De retour dans sa tribu, le « taua » montait  sur les pavés spéciaux des cérémonies, et dans un délire haletant, dans un accès de fureur, il s'écriait:  » il faut des victimes humaines… Il en faut (il disait le nombre) vous les trouverez dans tel endroit… »


Alors les guerriers partaient avec confiance et  ne se trompaient pas souvent.. On raconte qu'il n'y avait jamais d'erreurs.

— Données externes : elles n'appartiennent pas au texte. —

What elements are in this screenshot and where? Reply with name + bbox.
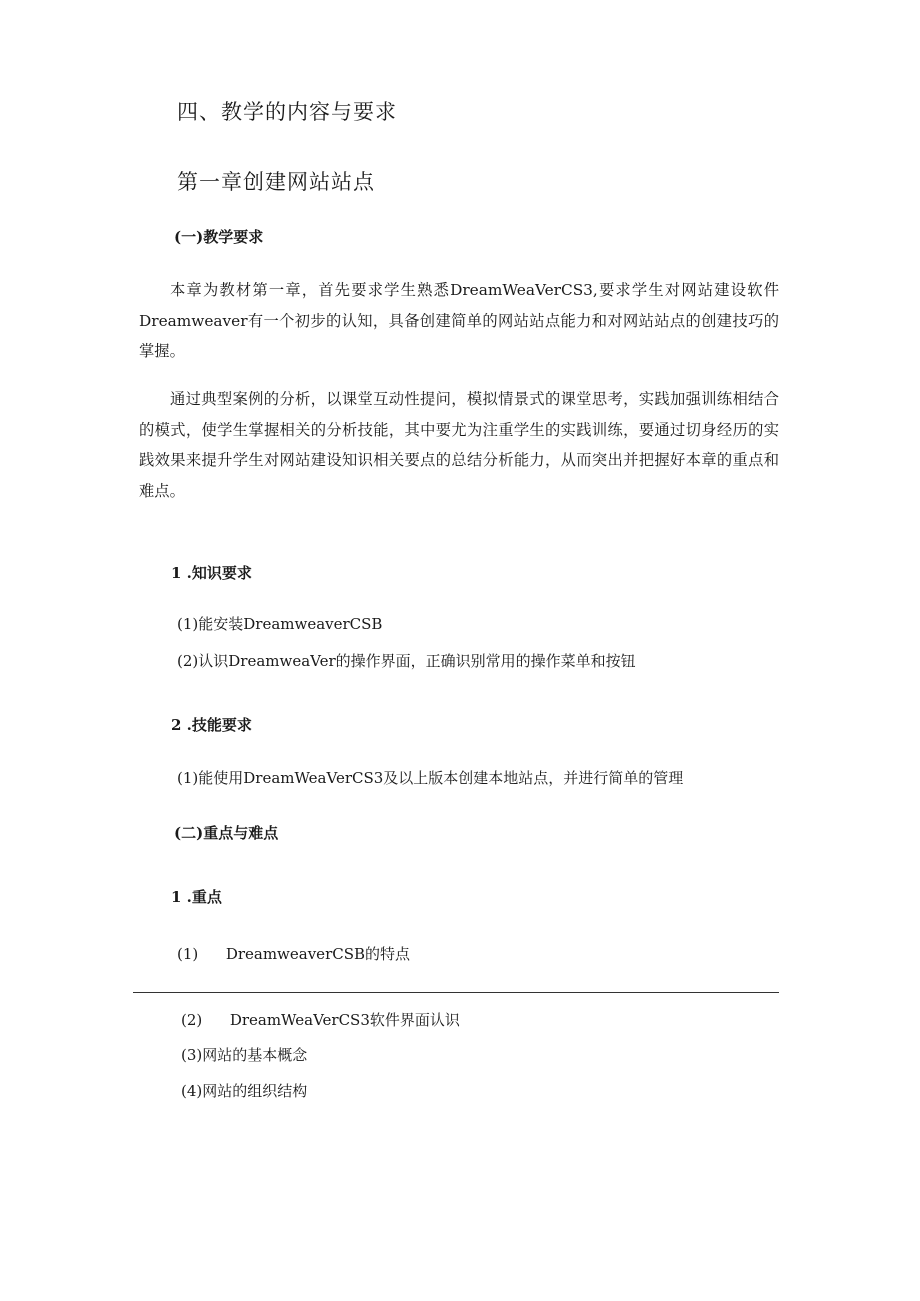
knowledge-item-1: (1)能安装DreamweaverCSB [177, 615, 383, 633]
key-point-item-2 [181, 1009, 460, 1030]
knowledge-item-2: (2)认识DreamweaVer的操作界面，正确识别常用的操作菜单和按钮 [177, 652, 636, 670]
knowledge-heading: 1 .知识要求 [171, 564, 252, 582]
key-point-text: DreamWeaVerCS3软件界面认识 [229, 1011, 460, 1029]
skills-heading: 2 .技能要求 [171, 716, 252, 734]
key-point-item-4: (4)网站的组织结构 [181, 1082, 308, 1100]
page-divider [133, 992, 779, 993]
key-points-subheading: 1 .重点 [171, 888, 222, 906]
key-point-item-1 [177, 943, 410, 964]
chapter-title: 第一章创建网站站点 [177, 170, 375, 194]
teaching-requirements-heading: (一)教学要求 [174, 228, 264, 246]
key-points-heading: (二)重点与难点 [174, 824, 279, 842]
method-paragraph: 通过典型案例的分析，以课堂互动性提问，模拟情景式的课堂思考，实践加强训练相结合的模式，使学生掌握相关的分析技能，其中要尤为注重学生的实践训练，要通过切身经历的实践效果来提升学生对网站建设知识相关要点的总结分析能力，从而突出并把握好本章的重点和难点。 [139, 390, 779, 500]
key-point-text: DreamweaverCSB的特点 [225, 945, 411, 963]
key-point-number: (1) [177, 945, 199, 963]
key-point-item-3: (3)网站的基本概念 [181, 1046, 308, 1064]
key-point-number: (2) [181, 1011, 203, 1029]
skills-item-1: (1)能使用DreamWeaVerCS3及以上版本创建本地站点，并进行简单的管理 [177, 769, 684, 787]
intro-paragraph: 本章为教材第一章，首先要求学生熟悉DreamWeaVerCS3,要求学生对网站建设软件Dreamweaver有一个初步的认知，具备创建简单的网站站点能力和对网站站点的创建技巧的掌握。 [139, 281, 779, 360]
section-title: 四、教学的内容与要求 [177, 100, 397, 124]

Les victimes étaient ramenées puis présentées sur la place publique. Les femmes taua venaient faire des évolutions devant elles et si elles portaient un bâton de bois de fer (appelé  »hoto  »), c'était le signe qu'elles allaient demander des victimes ; si elles portaient un morceau de canne à sucre, il y avait tout lieu de penser qu'elles n'en réclameraient pas .


Les « taua » inspiraient une crainte respectueuse voisine de la terreur. Tous ceux qui passaient sur leur ombre, sur leur natte, sur leurs habits etc… et tous ceux qui cherchaient à entraver leurs desseins étaient « dignes de mort ».